Lビットをクリアすることで長さフィールドを省略してもかまいません。これは, レコードが下位レベルトランスポートのデータグラムの残り全体を消費することを意味します。この場合, 同じデータグラム内に長さフィールドのない複数のDTLSCiphertext形式レコードを持つことはできません。長さフィールドの省略は, データグラムの最後のレコードにのみ使用しなければなりません。実装は, 同じ接続で長さフィールドのあるレコードとないレコードを混在させてもかまいません。

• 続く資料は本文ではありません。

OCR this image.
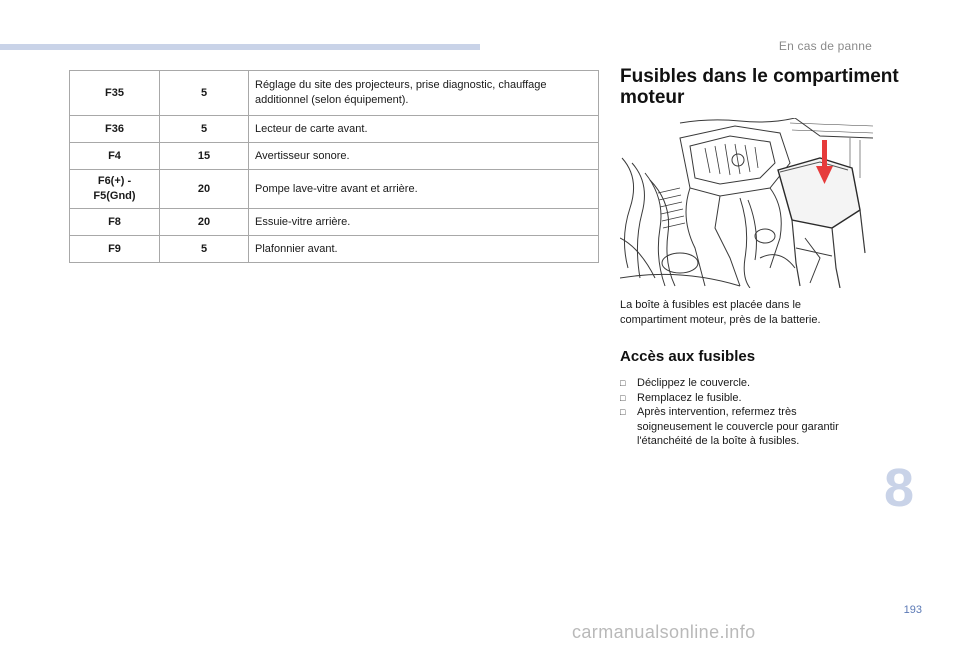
En cas de panne
F35	5	Réglage du site des projecteurs, prise diagnostic, chauffage additionnel (selon équipement).

F36	5	Lecteur de carte avant.

F4	15	Avertisseur sonore.

F6(+) -
F5(Gnd)	20	Pompe lave-vitre avant et arrière.

F8	20	Essuie-vitre arrière.

F9	5	Plafonnier avant.
Fusibles dans le compartiment moteur
La boîte à fusibles est placée dans le compartiment moteur, près de la batterie.
Accès aux fusibles
□	Déclippez le couvercle.
□	Remplacez le fusible.
□	Après intervention, refermez très soigneusement le couvercle pour garantir l'étanchéité de la boîte à fusibles.
8
193
carmanualsonline.info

Connection IDがネゴシエートされた場合, すべてのデータグラムに含めなければなりません。送信実装は, 同じデータグラム内に複数のDTLSアソシエーションからのレコードを混在させてはなりません。2番目以降のレコードが以前のレコードに使用されたアソシエーションに対応しないconnection IDを持つ場合, データグラムの残りは破棄しなければなりません。

拡張すると, エポックとシーケンス番号は, 以下に示すように展開されたRecordNumber構造体に結合できます。

struct {
uint64 epoch;
uint64 sequence_number;
} RecordNumber;

この128ビット値は, ACKメッセージおよび関連データ付き認証暗号化(AEAD)関数への"record_sequence_number"入力で使用されます。図4に示されているヘッダー値全体(ただしレコード番号暗号化の前, 第4.2.3節参照)は, AEAD関数の追加データ値として使用されます。たとえば, 最小バリアントが使用される場合, 関連データ(AD)は2オクテット長です。この設計は, DTLS 1.2およびConnection ID付きDTLS 1.2の追加データ計算とは異なることに注意してください。DTLS 1.3では, 64ビットsequence_numberがAEAD計算のシーケンス番号として使用されます。DTLS 1.2とは異なり, エポックは含まれません。